Sie würde sich wünschen, dass die OTT® „einen noch höheren Bekanntheitsgrad erreichen würde – sowohl bei Patienten als auch bei Ärzten“. Am besten sollten die Patienten gleich nach der Diagnose oder spätestens mit Beginn der medizinischen Therapie damit beginnen. Und natürlich wäre eine flächendeckende Versorgung mit der OTT® in Deutschland wünschenswert – „natürlich mit einer unproblematischen Kostenübernahme durch alle Kassen!“

„Leute, die trainieren, leben länger“, ist Nina Rekert überzeugt. So auch ihr erster Patient, der trotz der Prognose von einem halben Jahr noch drei Jahre lebte und sogar wieder berufstätig war. „Ich habe ihn bis zum Schluss begleitet…“

Onkologische Trainings- und Bewegungstherapie (OTT®) als ergänzende Standardtherapie für Krebspatienten

Die Wirksamkeit von Bewegungstherapie in der Onkologie wird zunehmend wissenschaftlich nachgewiesen. Inzwischen wird der Onkologischen Trainings- und Bewegungstherapie (OTT®) auch in verschiedenen S3‐Leitlinien eine bedeutende Rolle im Behandlungsprozess onkologischer Patienten zugeschrieben. Erklärtes Ziel ist es, sie als ergänzende Standardtherapie während aller Phasen der medizinischen Behandlung von Krebspatienten zu etablieren.

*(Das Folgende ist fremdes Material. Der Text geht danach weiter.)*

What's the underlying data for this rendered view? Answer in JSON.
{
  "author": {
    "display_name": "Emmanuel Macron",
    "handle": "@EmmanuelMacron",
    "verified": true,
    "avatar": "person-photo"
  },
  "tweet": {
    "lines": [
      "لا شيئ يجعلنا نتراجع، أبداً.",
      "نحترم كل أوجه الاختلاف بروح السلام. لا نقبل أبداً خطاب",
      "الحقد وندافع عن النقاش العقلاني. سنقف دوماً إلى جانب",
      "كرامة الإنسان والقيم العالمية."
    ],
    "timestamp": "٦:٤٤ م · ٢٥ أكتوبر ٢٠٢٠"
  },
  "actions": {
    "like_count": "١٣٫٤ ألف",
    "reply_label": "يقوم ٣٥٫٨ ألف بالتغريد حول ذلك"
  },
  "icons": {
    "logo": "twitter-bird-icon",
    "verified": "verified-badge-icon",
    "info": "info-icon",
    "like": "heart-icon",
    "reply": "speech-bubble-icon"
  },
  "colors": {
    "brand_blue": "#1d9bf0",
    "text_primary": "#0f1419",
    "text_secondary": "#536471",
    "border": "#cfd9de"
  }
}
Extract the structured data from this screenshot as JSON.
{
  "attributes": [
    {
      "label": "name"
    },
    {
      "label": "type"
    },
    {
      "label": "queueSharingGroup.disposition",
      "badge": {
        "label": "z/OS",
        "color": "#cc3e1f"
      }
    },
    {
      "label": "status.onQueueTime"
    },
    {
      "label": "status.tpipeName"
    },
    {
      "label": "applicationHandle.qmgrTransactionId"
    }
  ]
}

Entwickelt wurde das Projekt im Jahr 2012 in enger Zusammenarbeit von Sportwissenschaftlern und Medizinern im Centrum für Integrierte Onkologie Köln Bonn (CIO) der Uniklinik Köln in Kooperation mit der Deutschen Sporthochschule Köln. Seit 2015 finden an der Uniklinik Köln regelmäßig einwöchige Fortbildungen für Sport‐ und Physiotherapeuten statt, seit 2018 bietet auch das Unternehmen MYAIRBAG – Training gegen Krebs Fortbildungen an – mit dem Ziel, eine wohnortnahe Versorgung mit OTT® aufzubauen.

Die Kosten für die OTT®-Fortbildung betragen knapp 2.000 Euro, der Refreher-Kurs nach jeweils zwei Jahren kosten 285 Euro. Vorerst finden alle Fortbildungen online statt.